The Basset family (after whom the village was named) had first built a timber-framed house in the 13th-century. By 1553, the new owner of the manor, Sir John Mervyn (d. 1566) rebuilt the house using a reported 260 oaks, which gives some indication of the size of the house. It was still standing in 1659 and was recorded as being on a U-shaped plan, open to the south east. In 1663, the house and estate were sold to Sir John Weld, of the ancient Dorset family. He made significant changes, spending the colossal sum of £10,000 between 1663-1672 to build the sides up to 130ft and 110ft to create a large rectangle and to then cover over the courtyard. Originally, the house was in a soft, white stone but this renewed in brick in 1814, with the rest of the house following in the late 19th-century, during which it also gained the battlements.
Sir John also added the distinctive corner turrets; a stylistic device which echoed the form of a castle which bears some similarity to the Weld family's main country seat, Lulworth Castle in Dorset,. This was built as a hunting lodge in 1610 by Thomas Howard, 3rd Lord Bindon, and bought by Humphrey Weld (John's elder brother) in 1641, but sadly gutted in a devastating fire in 1929. As Humphrey Weld died (in 1684) without a male heir, Lulworth Castle passed to John's son William who seems to have chosen it as his family seat and sold Compton Bassett in 1700.

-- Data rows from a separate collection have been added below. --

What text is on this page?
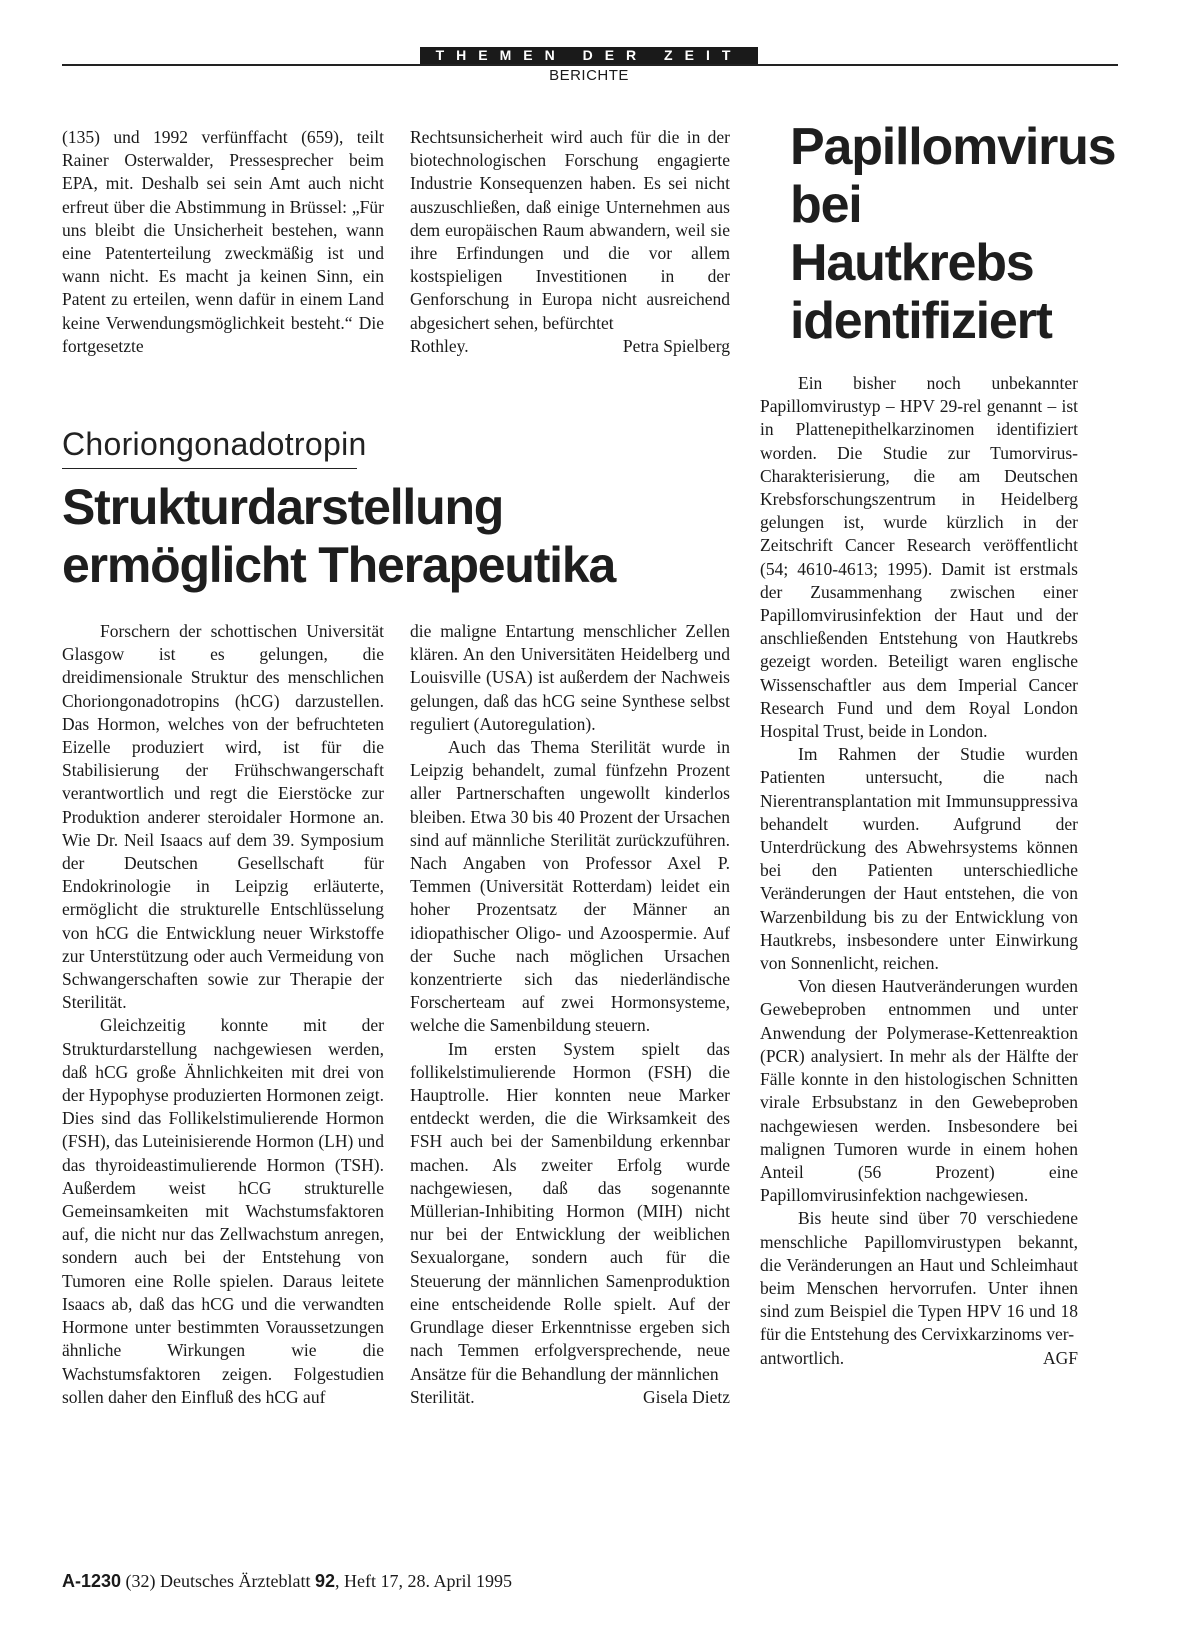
THEMEN DER ZEIT
BERICHTE

(135) und 1992 verfünffacht (659), teilt Rainer Osterwalder, Pressesprecher beim EPA, mit. Deshalb sei sein Amt auch nicht erfreut über die Abstimmung in Brüssel: „Für uns bleibt die Unsicherheit bestehen, wann eine Patenterteilung zweckmäßig ist und wann nicht. Es macht ja keinen Sinn, ein Patent zu erteilen, wenn dafür in einem Land keine Verwendungsmöglichkeit besteht.“ Die fortgesetzte

Rechtsunsicherheit wird auch für die in der biotechnologischen Forschung engagierte Industrie Konsequenzen haben. Es sei nicht auszuschließen, daß einige Unternehmen aus dem europäischen Raum abwandern, weil sie ihre Erfindungen und die vor allem kostspieligen Investitionen in der Genforschung in Europa nicht ausreichend abgesichert sehen, befürchtet

Rothley.	Petra Spielberg
Choriongonadotropin
Strukturdarstellung
ermöglicht Therapeutika

Forschern der schottischen Universität Glasgow ist es gelungen, die dreidimensionale Struktur des menschlichen Choriongonadotropins (hCG) darzustellen. Das Hormon, welches von der befruchteten Eizelle produziert wird, ist für die Stabilisierung der Frühschwangerschaft verantwortlich und regt die Eierstöcke zur Produktion anderer steroidaler Hormone an. Wie Dr. Neil Isaacs auf dem 39. Symposium der Deutschen Gesellschaft für Endokrinologie in Leipzig erläuterte, ermöglicht die strukturelle Entschlüsselung von hCG die Entwicklung neuer Wirkstoffe zur Unterstützung oder auch Vermeidung von Schwangerschaften sowie zur Therapie der Sterilität.

Gleichzeitig konnte mit der Strukturdarstellung nachgewiesen werden, daß hCG große Ähnlichkeiten mit drei von der Hypophyse produzierten Hormonen zeigt. Dies sind das Follikelstimulierende Hormon (FSH), das Luteinisierende Hormon (LH) und das thyroideastimulierende Hormon (TSH). Außerdem weist hCG strukturelle Gemeinsamkeiten mit Wachstumsfaktoren auf, die nicht nur das Zellwachstum anregen, sondern auch bei der Entstehung von Tumoren eine Rolle spielen. Daraus leitete Isaacs ab, daß das hCG und die verwandten Hormone unter bestimmten Voraussetzungen ähnliche Wirkungen wie die Wachstumsfaktoren zeigen. Folgestudien sollen daher den Einfluß des hCG auf

die maligne Entartung menschlicher Zellen klären. An den Universitäten Heidelberg und Louisville (USA) ist außerdem der Nachweis gelungen, daß das hCG seine Synthese selbst reguliert (Autoregulation).

Auch das Thema Sterilität wurde in Leipzig behandelt, zumal fünfzehn Prozent aller Partnerschaften ungewollt kinderlos bleiben. Etwa 30 bis 40 Prozent der Ursachen sind auf männliche Sterilität zurückzuführen. Nach Angaben von Professor Axel P. Temmen (Universität Rotterdam) leidet ein hoher Prozentsatz der Männer an idiopathischer Oligo- und Azoospermie. Auf der Suche nach möglichen Ursachen konzentrierte sich das niederländische Forscherteam auf zwei Hormonsysteme, welche die Samenbildung steuern.

Im ersten System spielt das follikelstimulierende Hormon (FSH) die Hauptrolle. Hier konnten neue Marker entdeckt werden, die die Wirksamkeit des FSH auch bei der Samenbildung erkennbar machen. Als zweiter Erfolg wurde nachgewiesen, daß das sogenannte Müllerian-Inhibiting Hormon (MIH) nicht nur bei der Entwicklung der weiblichen Sexualorgane, sondern auch für die Steuerung der männlichen Samenproduktion eine entscheidende Rolle spielt. Auf der Grundlage dieser Erkenntnisse ergeben sich nach Temmen erfolgversprechende, neue Ansätze für die Behandlung der männlichen

Sterilität.	Gisela Dietz
Papillomvirus
bei
Hautkrebs
identifiziert

Ein bisher noch unbekannter Papillomvirustyp – HPV 29-rel genannt – ist in Plattenepithelkarzinomen identifiziert worden. Die Studie zur Tumorvirus-Charakterisierung, die am Deutschen Krebsforschungszentrum in Heidelberg gelungen ist, wurde kürzlich in der Zeitschrift Cancer Research veröffentlicht (54; 4610-4613; 1995). Damit ist erstmals der Zusammenhang zwischen einer Papillomvirusinfektion der Haut und der anschließenden Entstehung von Hautkrebs gezeigt worden. Beteiligt waren englische Wissenschaftler aus dem Imperial Cancer Research Fund und dem Royal London Hospital Trust, beide in London.

Im Rahmen der Studie wurden Patienten untersucht, die nach Nierentransplantation mit Immunsuppressiva behandelt wurden. Aufgrund der Unterdrückung des Abwehrsystems können bei den Patienten unterschiedliche Veränderungen der Haut entstehen, die von Warzenbildung bis zu der Entwicklung von Hautkrebs, insbesondere unter Einwirkung von Sonnenlicht, reichen.

Von diesen Hautveränderungen wurden Gewebeproben entnommen und unter Anwendung der Polymerase-Kettenreaktion (PCR) analysiert. In mehr als der Hälfte der Fälle konnte in den histologischen Schnitten virale Erbsubstanz in den Gewebeproben nachgewiesen werden. Insbesondere bei malignen Tumoren wurde in einem hohen Anteil (56 Prozent) eine Papillomvirusinfektion nachgewiesen.

Bis heute sind über 70 verschiedene menschliche Papillomvirustypen bekannt, die Veränderungen an Haut und Schleimhaut beim Menschen hervorrufen. Unter ihnen sind zum Beispiel die Typen HPV 16 und 18 für die Entstehung des Cervixkarzinoms ver-

antwortlich.	AGF
A-1230 (32) Deutsches Ärzteblatt 92, Heft 17, 28. April 1995
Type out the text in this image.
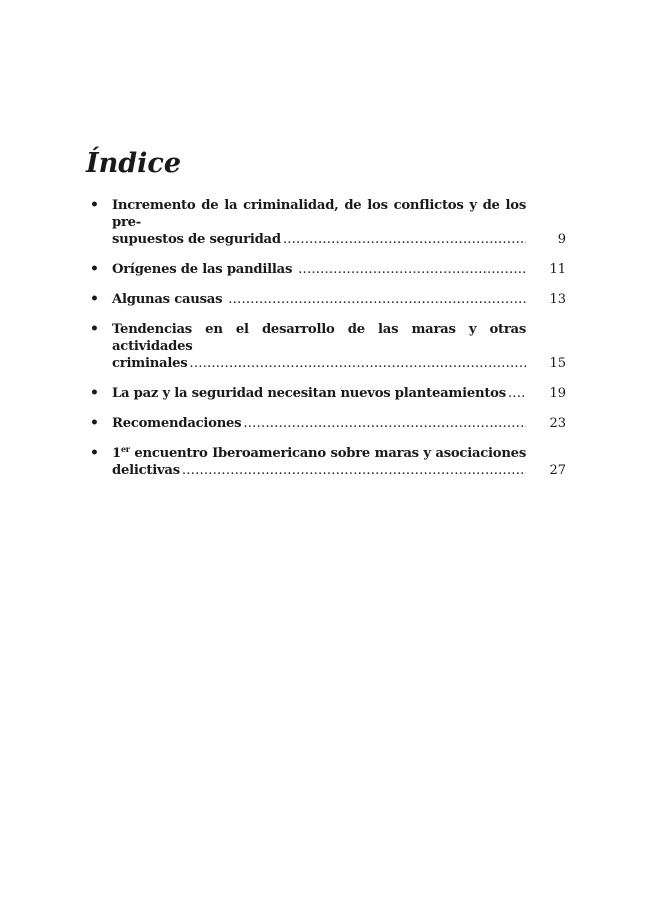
Índice
• Incremento de la criminalidad, de los conflictos y de los pre-
supuestos de seguridad .....	9
• Orígenes de las pandillas .....	11
• Algunas causas .....	13
• Tendencias en el desarrollo de las maras y otras actividades
criminales .....	15
• La paz y la seguridad necesitan nuevos planteamientos .....	19
• Recomendaciones .....	23
• 1er encuentro Iberoamericano sobre maras y asociaciones
delictivas .....	27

The house passed through various owners until it was inherited by George Walker Heneage (d. 1875) who, by 1828 had established an estate covering 1,813 acres in the area. It was Walker Heneage's grandson, Godfrey, who eventually inherited the estate in 1901 but then sold it in 1918 to the Co-Operative Wholesale Society who sold it again in 1929. It was bought by one E.G. Harding who then parcelled up the estate and sold it off piecemeal.
That period was a dark time for the country house in the UK with many being demolished. The house was bought by Captain Sir Guy Benson who sadly decided that he would rather live in the stables and so this wonderful house was levelled in the early 1930s and the stables converted in 1935 into the new Compton Bassett House.